The Halloween Horror Maze That Can Kill You in ‘Haunt’

Universal Studios Halloween Horror Nights, Knott’s Scary Farm and all sorts of local Halloween attractions are about to open for the season. The new horror film Haunt beats them to the punch this Friday and if it does its job, it might scare you out of attending any real life haunted house this Halloween. In Haunt, from A Quiet Place writers Scott Beck and Bryan Woods , this haunted house is really trying to kill you.

Woods and Beck spoke with Showbiz Cheat Sheet on Friday about their newest horror movie. If you’re still waiting for A Quiet Place 2, that’s coming in the spring. Haunt will tide you over until then when it opens in theaters Friday, September 13.

‘Haunt’ plays with the rules of Halloween haunted houses

When you go to a public Halloween attraction, you know there are rules. The performers are not allowed to touch you, so as loud or as close as they get, you’re safe. Haunt knows you believe that.

Andrew Caldwell as Evan and Katie Stevens as Harper in the horror / thriller HAUNT | Momentum Pictures.

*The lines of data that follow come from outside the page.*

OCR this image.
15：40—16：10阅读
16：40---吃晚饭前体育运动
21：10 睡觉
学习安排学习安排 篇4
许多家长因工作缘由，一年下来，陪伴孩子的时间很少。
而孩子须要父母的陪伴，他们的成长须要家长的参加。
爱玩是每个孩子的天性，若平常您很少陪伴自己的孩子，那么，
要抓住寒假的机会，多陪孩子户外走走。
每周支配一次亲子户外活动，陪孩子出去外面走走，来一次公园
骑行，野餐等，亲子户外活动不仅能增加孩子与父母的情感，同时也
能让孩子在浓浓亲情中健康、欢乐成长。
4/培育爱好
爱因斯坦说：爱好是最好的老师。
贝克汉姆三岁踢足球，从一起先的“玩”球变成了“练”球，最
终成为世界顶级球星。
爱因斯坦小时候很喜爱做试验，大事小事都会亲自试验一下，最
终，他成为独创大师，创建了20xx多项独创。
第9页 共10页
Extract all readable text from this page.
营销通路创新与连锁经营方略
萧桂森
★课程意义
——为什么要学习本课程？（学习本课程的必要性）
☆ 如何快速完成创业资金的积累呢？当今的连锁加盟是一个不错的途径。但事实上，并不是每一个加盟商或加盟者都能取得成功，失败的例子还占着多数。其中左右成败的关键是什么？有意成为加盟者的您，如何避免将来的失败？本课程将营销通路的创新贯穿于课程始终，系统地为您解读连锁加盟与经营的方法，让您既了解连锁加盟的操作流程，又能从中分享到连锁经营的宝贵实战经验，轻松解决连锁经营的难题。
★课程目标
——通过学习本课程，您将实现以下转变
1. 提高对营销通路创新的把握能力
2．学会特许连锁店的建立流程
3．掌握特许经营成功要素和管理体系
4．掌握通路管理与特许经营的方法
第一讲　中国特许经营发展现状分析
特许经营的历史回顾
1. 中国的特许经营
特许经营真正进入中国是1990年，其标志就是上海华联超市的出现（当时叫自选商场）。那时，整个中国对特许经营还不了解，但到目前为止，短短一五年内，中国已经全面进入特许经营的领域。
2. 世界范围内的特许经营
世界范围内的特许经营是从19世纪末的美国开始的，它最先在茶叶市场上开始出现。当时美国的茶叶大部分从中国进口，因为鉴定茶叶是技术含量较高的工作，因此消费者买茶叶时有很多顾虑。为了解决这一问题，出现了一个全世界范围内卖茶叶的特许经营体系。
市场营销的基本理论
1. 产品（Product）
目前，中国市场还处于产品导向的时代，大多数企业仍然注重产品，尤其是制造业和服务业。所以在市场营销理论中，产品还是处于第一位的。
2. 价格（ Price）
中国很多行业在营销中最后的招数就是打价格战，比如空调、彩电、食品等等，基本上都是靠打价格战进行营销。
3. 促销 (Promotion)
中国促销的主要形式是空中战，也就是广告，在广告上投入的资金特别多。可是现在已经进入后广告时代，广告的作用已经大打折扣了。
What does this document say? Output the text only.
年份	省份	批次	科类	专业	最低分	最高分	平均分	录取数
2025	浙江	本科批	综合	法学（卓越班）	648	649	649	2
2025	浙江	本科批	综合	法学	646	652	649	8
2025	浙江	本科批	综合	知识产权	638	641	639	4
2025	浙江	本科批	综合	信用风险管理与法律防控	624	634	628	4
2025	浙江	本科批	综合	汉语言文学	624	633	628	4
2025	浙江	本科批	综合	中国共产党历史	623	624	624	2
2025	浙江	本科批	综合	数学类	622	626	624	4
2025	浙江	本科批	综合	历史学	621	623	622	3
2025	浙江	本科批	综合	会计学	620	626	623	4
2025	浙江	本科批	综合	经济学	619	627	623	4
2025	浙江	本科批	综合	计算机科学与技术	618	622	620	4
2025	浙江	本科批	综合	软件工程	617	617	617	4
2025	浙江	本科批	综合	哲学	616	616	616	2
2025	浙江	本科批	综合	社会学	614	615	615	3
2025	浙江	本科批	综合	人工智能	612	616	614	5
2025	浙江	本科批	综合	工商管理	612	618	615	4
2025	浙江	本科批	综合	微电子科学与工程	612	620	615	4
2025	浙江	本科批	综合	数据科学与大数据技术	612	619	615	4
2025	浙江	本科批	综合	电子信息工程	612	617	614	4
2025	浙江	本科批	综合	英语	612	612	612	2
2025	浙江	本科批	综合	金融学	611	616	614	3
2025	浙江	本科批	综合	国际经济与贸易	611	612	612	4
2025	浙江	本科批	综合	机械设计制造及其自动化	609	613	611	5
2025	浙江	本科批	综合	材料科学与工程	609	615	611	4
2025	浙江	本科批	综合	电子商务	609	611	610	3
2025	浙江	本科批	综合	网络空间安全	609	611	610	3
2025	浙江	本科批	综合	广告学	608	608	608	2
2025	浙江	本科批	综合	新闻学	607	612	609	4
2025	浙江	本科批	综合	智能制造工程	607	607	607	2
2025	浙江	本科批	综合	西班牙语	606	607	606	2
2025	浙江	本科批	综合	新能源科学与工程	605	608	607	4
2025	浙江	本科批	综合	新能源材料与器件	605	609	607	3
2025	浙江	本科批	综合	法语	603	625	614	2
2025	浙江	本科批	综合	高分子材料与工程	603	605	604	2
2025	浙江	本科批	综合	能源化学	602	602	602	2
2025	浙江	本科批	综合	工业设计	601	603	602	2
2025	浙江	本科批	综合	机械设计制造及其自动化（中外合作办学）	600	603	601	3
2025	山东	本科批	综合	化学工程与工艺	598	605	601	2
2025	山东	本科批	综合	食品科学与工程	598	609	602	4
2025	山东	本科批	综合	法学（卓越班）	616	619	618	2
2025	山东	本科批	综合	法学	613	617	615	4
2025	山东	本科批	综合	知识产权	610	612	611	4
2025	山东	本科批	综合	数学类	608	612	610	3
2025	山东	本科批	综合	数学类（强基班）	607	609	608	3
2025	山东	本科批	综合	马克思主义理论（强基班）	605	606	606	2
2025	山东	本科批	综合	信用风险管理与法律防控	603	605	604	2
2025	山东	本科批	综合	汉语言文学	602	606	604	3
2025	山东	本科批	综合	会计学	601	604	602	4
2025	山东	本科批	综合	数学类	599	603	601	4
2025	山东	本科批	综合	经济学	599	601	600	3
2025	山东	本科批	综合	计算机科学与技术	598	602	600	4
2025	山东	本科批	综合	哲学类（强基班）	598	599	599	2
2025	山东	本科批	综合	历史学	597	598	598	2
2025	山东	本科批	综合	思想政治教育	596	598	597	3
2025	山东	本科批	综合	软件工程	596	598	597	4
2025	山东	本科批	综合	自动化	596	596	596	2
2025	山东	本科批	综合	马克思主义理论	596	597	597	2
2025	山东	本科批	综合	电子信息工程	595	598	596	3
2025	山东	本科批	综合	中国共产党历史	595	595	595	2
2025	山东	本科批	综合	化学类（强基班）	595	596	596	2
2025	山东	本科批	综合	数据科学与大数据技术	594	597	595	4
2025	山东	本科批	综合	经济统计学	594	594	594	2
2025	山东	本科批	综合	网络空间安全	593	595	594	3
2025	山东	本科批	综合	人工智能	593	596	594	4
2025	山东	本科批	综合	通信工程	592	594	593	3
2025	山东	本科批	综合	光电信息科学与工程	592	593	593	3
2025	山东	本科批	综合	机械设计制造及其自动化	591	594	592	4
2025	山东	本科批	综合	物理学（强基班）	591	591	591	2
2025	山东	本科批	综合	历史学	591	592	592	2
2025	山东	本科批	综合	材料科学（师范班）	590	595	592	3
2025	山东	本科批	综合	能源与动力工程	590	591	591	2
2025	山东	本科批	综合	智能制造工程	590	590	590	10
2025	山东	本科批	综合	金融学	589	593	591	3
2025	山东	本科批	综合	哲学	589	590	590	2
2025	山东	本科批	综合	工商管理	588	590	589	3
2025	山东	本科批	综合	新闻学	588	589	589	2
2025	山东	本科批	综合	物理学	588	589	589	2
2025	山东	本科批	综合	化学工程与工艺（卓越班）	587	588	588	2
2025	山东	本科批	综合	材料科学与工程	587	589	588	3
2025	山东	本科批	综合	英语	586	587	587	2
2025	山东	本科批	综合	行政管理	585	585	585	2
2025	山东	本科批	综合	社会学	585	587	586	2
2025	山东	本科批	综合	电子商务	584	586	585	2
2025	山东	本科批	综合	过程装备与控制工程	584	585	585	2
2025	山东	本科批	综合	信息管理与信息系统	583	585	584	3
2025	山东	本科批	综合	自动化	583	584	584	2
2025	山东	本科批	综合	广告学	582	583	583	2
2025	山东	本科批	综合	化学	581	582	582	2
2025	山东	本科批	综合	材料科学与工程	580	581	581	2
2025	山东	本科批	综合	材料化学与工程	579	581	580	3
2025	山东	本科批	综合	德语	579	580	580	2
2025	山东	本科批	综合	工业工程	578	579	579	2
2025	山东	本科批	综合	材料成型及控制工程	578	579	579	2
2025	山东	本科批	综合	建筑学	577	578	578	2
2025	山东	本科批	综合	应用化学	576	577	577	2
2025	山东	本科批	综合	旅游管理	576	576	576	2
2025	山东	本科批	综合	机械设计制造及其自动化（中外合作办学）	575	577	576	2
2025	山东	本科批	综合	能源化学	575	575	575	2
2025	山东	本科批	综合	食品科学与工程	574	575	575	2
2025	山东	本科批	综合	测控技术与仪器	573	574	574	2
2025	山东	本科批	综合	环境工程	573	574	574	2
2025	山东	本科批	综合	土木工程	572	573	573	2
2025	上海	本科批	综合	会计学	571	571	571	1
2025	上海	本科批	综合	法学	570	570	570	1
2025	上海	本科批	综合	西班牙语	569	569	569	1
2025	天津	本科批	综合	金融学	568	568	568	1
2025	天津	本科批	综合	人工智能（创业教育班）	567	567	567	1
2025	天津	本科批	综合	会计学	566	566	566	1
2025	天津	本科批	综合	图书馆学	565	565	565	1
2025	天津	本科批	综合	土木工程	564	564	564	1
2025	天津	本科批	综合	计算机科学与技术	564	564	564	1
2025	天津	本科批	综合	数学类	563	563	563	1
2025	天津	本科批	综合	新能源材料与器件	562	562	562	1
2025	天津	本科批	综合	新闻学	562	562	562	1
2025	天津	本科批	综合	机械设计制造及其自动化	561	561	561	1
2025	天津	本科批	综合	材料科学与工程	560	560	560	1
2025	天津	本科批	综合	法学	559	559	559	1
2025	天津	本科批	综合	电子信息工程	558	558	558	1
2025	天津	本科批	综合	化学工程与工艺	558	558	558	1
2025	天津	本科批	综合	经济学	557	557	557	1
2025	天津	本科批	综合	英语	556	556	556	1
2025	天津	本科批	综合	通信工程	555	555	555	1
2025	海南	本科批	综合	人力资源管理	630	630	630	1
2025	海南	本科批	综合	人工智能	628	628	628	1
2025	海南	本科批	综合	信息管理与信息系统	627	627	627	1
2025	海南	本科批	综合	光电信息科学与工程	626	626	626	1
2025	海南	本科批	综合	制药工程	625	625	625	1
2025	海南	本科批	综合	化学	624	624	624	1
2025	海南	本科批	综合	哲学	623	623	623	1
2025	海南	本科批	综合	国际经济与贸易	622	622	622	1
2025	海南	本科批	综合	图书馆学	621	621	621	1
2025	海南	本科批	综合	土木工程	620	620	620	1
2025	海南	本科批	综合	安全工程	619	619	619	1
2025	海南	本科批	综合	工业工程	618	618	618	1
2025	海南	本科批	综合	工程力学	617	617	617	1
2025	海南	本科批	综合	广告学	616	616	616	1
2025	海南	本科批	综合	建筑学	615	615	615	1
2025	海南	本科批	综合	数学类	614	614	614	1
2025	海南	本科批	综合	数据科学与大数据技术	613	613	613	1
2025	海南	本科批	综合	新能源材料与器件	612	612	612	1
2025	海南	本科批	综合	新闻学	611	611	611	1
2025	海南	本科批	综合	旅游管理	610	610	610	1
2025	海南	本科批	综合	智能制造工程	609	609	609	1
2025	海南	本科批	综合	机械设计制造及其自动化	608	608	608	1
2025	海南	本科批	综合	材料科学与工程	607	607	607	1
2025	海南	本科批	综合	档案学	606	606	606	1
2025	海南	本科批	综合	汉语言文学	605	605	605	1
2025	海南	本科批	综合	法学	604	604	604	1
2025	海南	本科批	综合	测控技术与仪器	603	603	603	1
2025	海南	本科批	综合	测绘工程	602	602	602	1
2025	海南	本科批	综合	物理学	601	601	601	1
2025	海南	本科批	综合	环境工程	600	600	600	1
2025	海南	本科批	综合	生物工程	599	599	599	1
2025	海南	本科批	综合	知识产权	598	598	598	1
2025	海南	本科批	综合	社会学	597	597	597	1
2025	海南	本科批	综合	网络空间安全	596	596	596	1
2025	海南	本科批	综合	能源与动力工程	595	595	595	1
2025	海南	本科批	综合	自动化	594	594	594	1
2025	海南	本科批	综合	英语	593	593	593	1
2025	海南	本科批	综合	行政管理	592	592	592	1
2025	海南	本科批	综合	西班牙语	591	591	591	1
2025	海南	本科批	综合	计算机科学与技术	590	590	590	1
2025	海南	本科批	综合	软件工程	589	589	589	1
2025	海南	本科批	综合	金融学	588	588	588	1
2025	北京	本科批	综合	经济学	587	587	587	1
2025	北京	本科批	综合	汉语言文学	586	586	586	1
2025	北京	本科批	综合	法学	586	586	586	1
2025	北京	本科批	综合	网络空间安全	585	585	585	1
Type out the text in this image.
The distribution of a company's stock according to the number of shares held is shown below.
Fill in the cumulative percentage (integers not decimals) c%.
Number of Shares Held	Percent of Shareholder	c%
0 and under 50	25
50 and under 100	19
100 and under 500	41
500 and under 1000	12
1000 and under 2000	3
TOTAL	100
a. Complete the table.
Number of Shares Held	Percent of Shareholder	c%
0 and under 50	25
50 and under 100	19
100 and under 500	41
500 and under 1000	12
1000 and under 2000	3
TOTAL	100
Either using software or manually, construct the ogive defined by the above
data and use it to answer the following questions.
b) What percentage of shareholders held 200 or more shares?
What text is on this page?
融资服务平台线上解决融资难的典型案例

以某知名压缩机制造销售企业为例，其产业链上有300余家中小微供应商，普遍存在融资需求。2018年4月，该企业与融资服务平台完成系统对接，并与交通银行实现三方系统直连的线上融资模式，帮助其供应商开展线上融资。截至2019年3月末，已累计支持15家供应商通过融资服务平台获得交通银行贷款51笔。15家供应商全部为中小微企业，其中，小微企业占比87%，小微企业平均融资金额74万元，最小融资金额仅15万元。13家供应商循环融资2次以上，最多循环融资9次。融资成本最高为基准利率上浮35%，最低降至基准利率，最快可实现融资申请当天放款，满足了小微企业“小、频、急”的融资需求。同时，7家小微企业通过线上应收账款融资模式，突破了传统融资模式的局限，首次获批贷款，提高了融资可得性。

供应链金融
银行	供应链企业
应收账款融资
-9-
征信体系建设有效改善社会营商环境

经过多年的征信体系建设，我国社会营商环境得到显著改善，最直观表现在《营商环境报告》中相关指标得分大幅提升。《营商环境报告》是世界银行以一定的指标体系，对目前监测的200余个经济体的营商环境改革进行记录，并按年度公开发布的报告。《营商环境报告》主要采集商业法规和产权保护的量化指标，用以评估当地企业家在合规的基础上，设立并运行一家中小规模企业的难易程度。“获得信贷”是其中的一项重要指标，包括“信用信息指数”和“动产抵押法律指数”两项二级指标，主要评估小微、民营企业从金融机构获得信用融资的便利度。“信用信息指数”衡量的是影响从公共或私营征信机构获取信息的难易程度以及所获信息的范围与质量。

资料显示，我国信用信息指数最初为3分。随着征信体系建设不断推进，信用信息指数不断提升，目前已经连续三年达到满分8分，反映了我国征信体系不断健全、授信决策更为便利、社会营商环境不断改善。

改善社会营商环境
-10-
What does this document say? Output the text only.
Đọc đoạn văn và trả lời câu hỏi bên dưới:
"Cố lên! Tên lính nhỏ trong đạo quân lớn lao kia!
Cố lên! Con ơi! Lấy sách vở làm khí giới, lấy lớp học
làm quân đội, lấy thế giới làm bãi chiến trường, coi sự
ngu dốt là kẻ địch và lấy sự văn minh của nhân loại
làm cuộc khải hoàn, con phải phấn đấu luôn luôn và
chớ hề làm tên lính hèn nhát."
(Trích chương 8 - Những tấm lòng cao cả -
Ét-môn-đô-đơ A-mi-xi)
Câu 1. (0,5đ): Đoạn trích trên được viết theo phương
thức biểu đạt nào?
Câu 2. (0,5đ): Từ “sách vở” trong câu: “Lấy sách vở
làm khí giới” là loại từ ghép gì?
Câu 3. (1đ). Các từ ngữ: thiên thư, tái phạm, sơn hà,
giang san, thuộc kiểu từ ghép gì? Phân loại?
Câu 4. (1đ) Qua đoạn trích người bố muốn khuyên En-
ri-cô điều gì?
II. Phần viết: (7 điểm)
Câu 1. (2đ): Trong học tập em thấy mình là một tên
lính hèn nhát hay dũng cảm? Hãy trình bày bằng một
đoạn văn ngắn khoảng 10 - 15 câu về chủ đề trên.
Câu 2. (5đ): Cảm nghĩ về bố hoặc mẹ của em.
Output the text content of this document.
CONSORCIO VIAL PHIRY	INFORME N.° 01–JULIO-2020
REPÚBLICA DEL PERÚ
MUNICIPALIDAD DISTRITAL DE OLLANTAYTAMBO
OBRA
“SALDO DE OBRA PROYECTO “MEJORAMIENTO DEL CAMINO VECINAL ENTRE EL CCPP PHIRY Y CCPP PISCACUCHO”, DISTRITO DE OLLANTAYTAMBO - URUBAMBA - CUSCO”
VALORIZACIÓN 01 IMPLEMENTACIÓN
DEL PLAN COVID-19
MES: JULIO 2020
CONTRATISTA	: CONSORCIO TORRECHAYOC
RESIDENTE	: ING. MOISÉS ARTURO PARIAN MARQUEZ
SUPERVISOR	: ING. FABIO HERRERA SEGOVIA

“Scott and I grew up in the midwest. We would go to these haunted houses and it was so fun but it also was terrifying because you’d go into the middle of nowhere, in the middle of a forest. There’d be some abandoned factory building or a dilapidated church in the middle of a forest that somebody would convert into a haunted house. At a certain point I realized, that’s scary. We’re really vulnerable and really giving ourselves over to a situation that could escalate in a terrifying way which which was certainly one of the inspirations for Haunt.”

Bryan Woods, interview with Showbiz Cheat Sheet, 9/6/19

Your cell phones can’t save you in ‘Haunt’

Since the Halloween attraction in Haunt is up to no good, they also confiscate their victims’ cell phones. If you ever attend a Halloween haunt where they take your cell phone, maybe visit a different one.

An image from the horror/thriller HAUNT | Momentum Pictures

“In the day and age we live in, it’s getting harder and harder to write a horror film because 99 out of 100 horror movies could begin and end with somebody taking out a cell phone and calling the police,” Woods said. “We thought we wanted to come up with a clever way to dispose of an easy way out.”

Finding your cell phone won’t save you in Haunt either.

The haunted house took their cell phones, but once people start dying for real, of course the first thought is to find the cell phones. Woods and Beck wanted to toy with them, and the viewers, even more.

“Having said that, we didn’t want to just take the phones out of the movie and put a pin on it,” Woods continued. “Real life is messier than that, so the phones in the movie become a beacon of hope for our characters, that if they can just get back to the phone, they could get out of here so the phones become a big subplot.”

‘Haunt’ is like a Halloween version of ‘The Game’

In The Game, Michael Douglas never knew if what was happening was real or the game his brother paid for. Haunt was inspired to be a Halloween version of The Game.

“One of the reference points was earlier in the process was David Fincher’s The Game,” Beck said. “It really upends your perception of reality and where things are blurring the line in terms of good or bad and whether you’re safe or whether you’re putting yourself in an incredibly vulnerable situation.”

Will Brittain as Nathan from the horror / thriller HAUNT | Momentum Pictures.

The cell phones play into that. If you think you’re going to call for help, they laready thought of that. 

“We use the phones as an example too of a larger thing we were trying to play with the audience,” Beck said. “When they have to dispose of the phones, they’re giving a lure of keep in mind they’re given the key to that lockbox where you have to store the phones. Throughout writing Haunt and directing it, we loved playing with the audience expectations of are we in a good situation or are we in a bad situation?”